Oireachtas Joint and Select Committees
Wednesday, 21 September 2016
Select Committee on the Future of Healthcare
General Practice in Disadvantaged Areas
9:00 am
Dr. David Gibney:
A question was asked about socioeconomic background and whether putting in place structures helps. In Ballymun we were lucky enough to have a purpose-built health centre put in place where the primary care team and some secondary care services moved in. The arrangement has been very successful from the point of view of having everything in one building. Quite often, the public health nurses are our eyes and ears. They can tell us that they have been to a particular house and a certain person is not doing well and needs a visit. A lot of integration of care takes place, which does not happen without co-location. This is particularly useful in deprived areas. The problem in Ballymun is that we have now grown so big.
The whole health centre can only manage to have about 10,000 patients. The population of Ballymun is bigger so there is a need for another health centre.
Having an infrastructure and all the services in the one building in deprived areas can make a big difference to the lives of patients. Unfortunately, they still have chronic diseases but such infrastructure allows us to deal with patients better. We can deal with patients in the community as opposed to dealing with them in the hospitals.

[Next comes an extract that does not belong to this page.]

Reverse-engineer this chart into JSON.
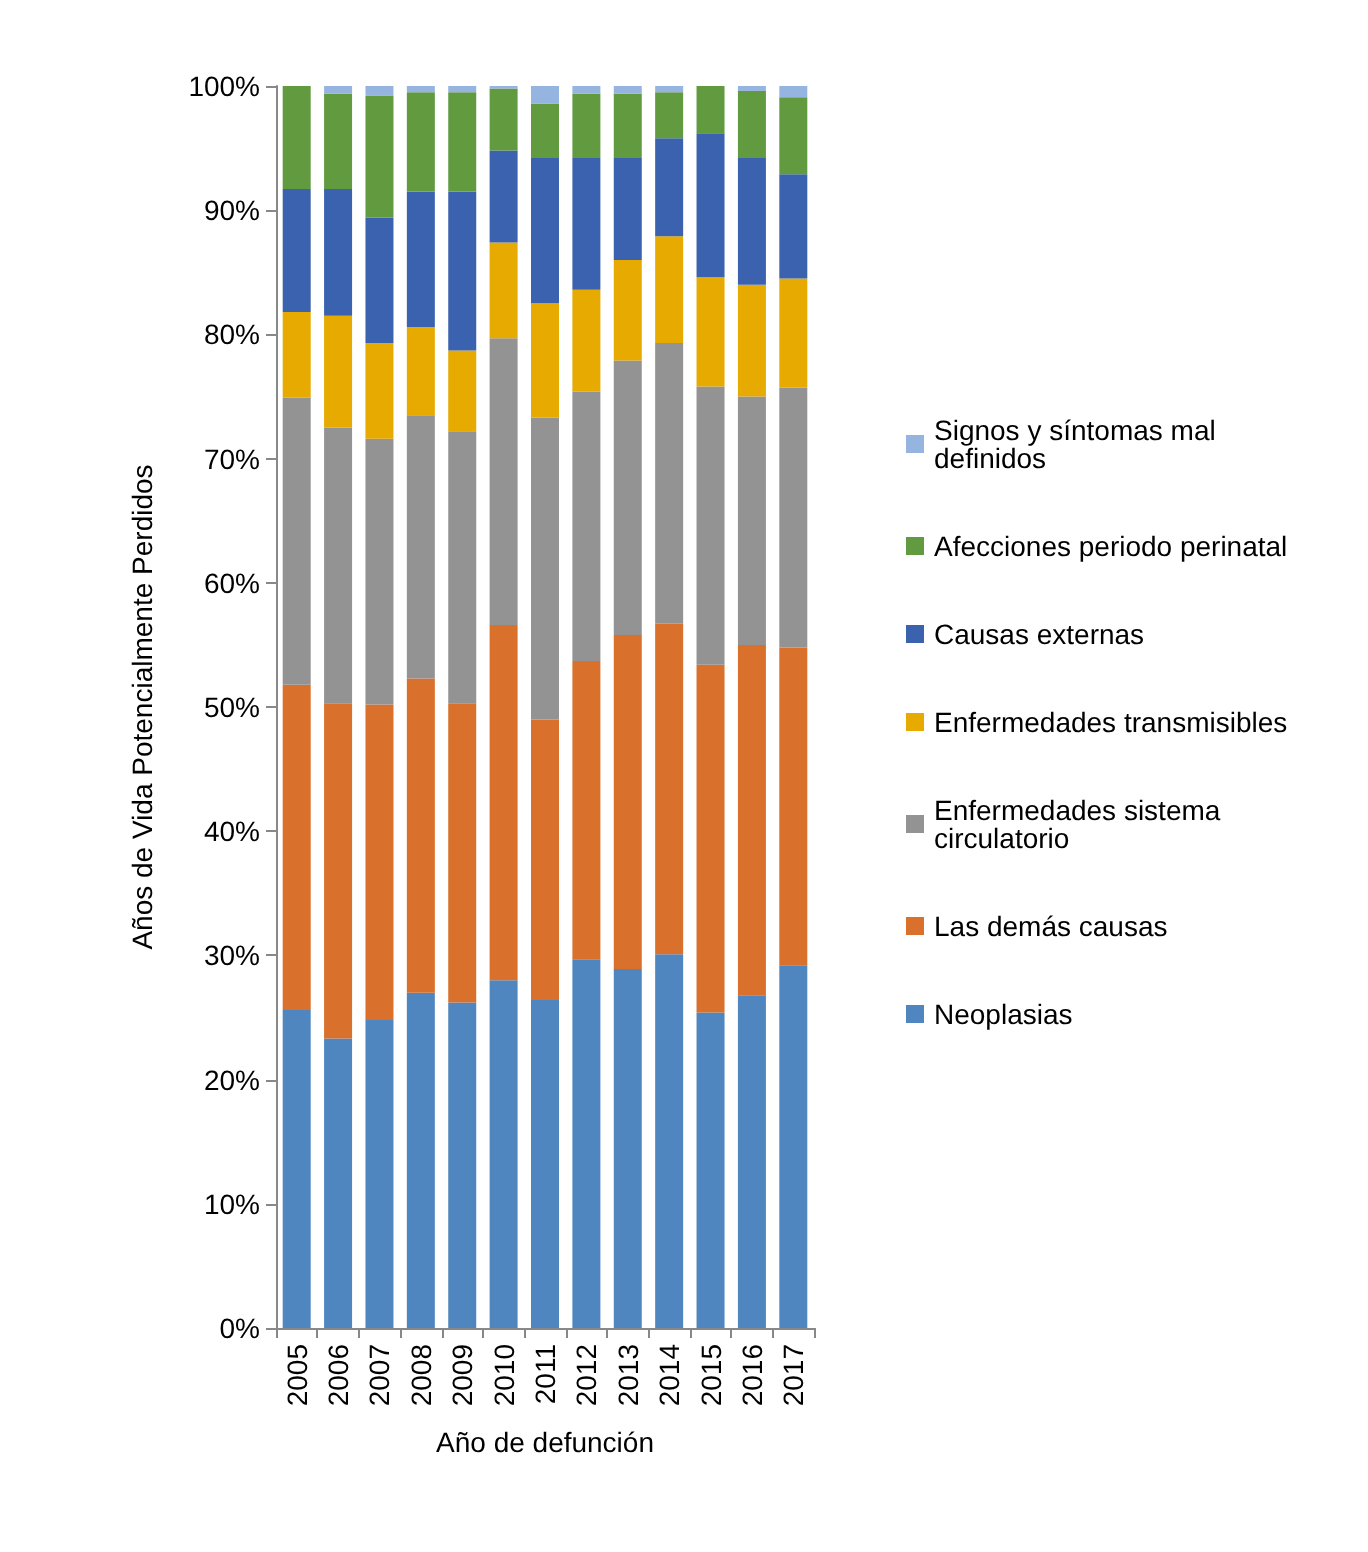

The real problem that we all have is access to diagnostics and secondary care. In terms of the diagnostics that I would have difficulty accessing, a chest X-ray is fine but it would take six months to access an ultrasound. A six month wait is the best that one will get. We do not have access to MRI and CT scans. If somebody comes to me suffering a persistent headache, and no red flags to indicate he or she must go to hospital, a standard investigation would be either a CT scan or an MRI scan but we would have to refer him or her to a neurology department. The waiting time for an appointment in a neurology unit ranges between 18 months and two years. If the person manages to remember to avail of an appointment two years down the line, which I certainly would not, he or she then must wait another year to get an MRI scan. It means people fall out of the system. The problem for him or her is uncertainty. One may have a headache that one thinks is serious. Unfortunately, one must await an MRI scan but see a neurologist so it is very hard to get rid of and treat that headache. In other countries there is protocol-driven access to those diagnostics that are useful. Such a system works. We are not saying there should be open access to everything but protocol-driven access would be helpful.
In terms of outpatients, every day we receive letters in the post that are either validation letters or state someone has missed his or her appointment. The system does not work for our patients. There is a high level of functioning illiteracy and it is hard to get our patients to make hospital appointments. Also, their phone numbers change. One of the questions we ask every time a person comes to our practice is "What is your phone number?" because patients change their phone numbers all the time so one cannot use a phone number to contact hospitals without checking. Therefore, more time is required to co-ordinate getting people into hospitals. There is a major barrier to getting people into secondary care so we are left keeping people with more chronic diseases in the community. That is a real difficulty, but having a building and the primary care team co-located makes a huge difference.